Il ne s’agit nullement d’attenter à la liberté d’expression mais de faire seulement respecter la loi dans cet espace si particulier qu’est la TNT, soumis à une réglementation spécifique parce qu’il constitue le principal espace public où se construisent les termes et les thèmes de notre discussion collective et démocratique.
Les chaînes du groupe Bolloré vont systématiquement à l’encontre du respect du pluralisme, de la représentation de la diversité de la société française ; elles véhiculent régulièrement des discours discriminatoires et de haine à l’encontre de nombre de nos concitoyen·nes, et sont des adversaires farouches des droits des femmes et des minorités de genre.
Plus d’une quarantaine de sanctions financières ont été engagées par le CSA et l’Arcom contre ces chaînes pour incitation à la haine, propos discriminatoires, sexistes, humiliations, fausses nouvelles, non respect du pluralisme, non respect de la vie privée (44 entre décembre 2012 et mai 2024). Les dernières en date : deux amendes de 60 000 et 20 000 € notamment pour l’absence de réactions des présentateurs de CNews face à des invités qui déclaraient que «l’immigration tue» ou à des propos complotistes sur l’écologie.
Force est de constater que ces sanctions ne suffisent pas : elles sont indolores à l’échelle du groupe de Vincent Bolloré. Son propriétaire ne se considère pas tenu par les règles qui régissent le débat médiatique. Jusqu’à quand tolérer une telle impunité ?

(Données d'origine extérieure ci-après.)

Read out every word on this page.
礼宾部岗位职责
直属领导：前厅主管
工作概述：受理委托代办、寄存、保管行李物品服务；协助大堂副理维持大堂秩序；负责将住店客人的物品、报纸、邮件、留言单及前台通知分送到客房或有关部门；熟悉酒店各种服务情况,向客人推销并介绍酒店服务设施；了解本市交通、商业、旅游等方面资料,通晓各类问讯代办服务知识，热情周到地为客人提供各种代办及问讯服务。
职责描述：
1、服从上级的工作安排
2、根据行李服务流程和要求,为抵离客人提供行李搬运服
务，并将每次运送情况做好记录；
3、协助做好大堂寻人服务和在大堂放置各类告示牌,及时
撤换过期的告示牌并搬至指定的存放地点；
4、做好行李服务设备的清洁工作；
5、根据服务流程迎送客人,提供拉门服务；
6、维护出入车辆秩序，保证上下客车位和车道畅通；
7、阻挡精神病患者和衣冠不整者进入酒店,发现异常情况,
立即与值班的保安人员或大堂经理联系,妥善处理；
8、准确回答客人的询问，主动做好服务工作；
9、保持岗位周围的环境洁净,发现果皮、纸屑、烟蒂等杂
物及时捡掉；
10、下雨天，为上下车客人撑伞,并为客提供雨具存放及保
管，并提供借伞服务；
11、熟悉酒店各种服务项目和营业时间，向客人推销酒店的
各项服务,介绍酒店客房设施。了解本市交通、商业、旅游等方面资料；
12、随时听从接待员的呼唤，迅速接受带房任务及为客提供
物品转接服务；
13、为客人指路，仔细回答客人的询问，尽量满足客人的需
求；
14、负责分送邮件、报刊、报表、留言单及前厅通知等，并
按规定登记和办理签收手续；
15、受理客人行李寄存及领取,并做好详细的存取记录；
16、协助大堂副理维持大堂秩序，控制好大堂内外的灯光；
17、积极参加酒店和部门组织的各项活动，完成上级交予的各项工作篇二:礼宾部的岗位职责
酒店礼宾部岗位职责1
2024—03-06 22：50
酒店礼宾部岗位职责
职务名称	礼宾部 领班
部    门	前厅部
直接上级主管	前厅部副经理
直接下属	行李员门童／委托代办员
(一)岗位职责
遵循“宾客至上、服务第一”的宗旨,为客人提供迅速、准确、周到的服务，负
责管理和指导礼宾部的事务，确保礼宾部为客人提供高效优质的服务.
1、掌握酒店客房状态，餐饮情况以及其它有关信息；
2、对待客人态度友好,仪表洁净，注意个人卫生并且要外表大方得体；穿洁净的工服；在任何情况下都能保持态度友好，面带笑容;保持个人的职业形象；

Sur le même sujet : Le pluralisme des médias, cible de l’extrême droite
Pendant les trois semaines de la campagne législative, l’empire de Vincent Bolloré a imposé à Europe 1 une émission sur mesure pour l’animateur star de C8, Cyril Hanouna. Selon une enquête du Monde, sur quinze heures de direct, la gauche est quasiment absente, l’extrême droite omniprésente. Un tiers du temps de parole de l’animateur a été consacré à stigmatiser le Nouveau Front populaire, alors que le RN était épargné. Des dizaines de minutes ont été supprimées des rediffusions de l’émission, contenant des « accusations politiques et personnelles pouvant exposer Europe 1 et Cyril Hanouna à des poursuites judiciaires ».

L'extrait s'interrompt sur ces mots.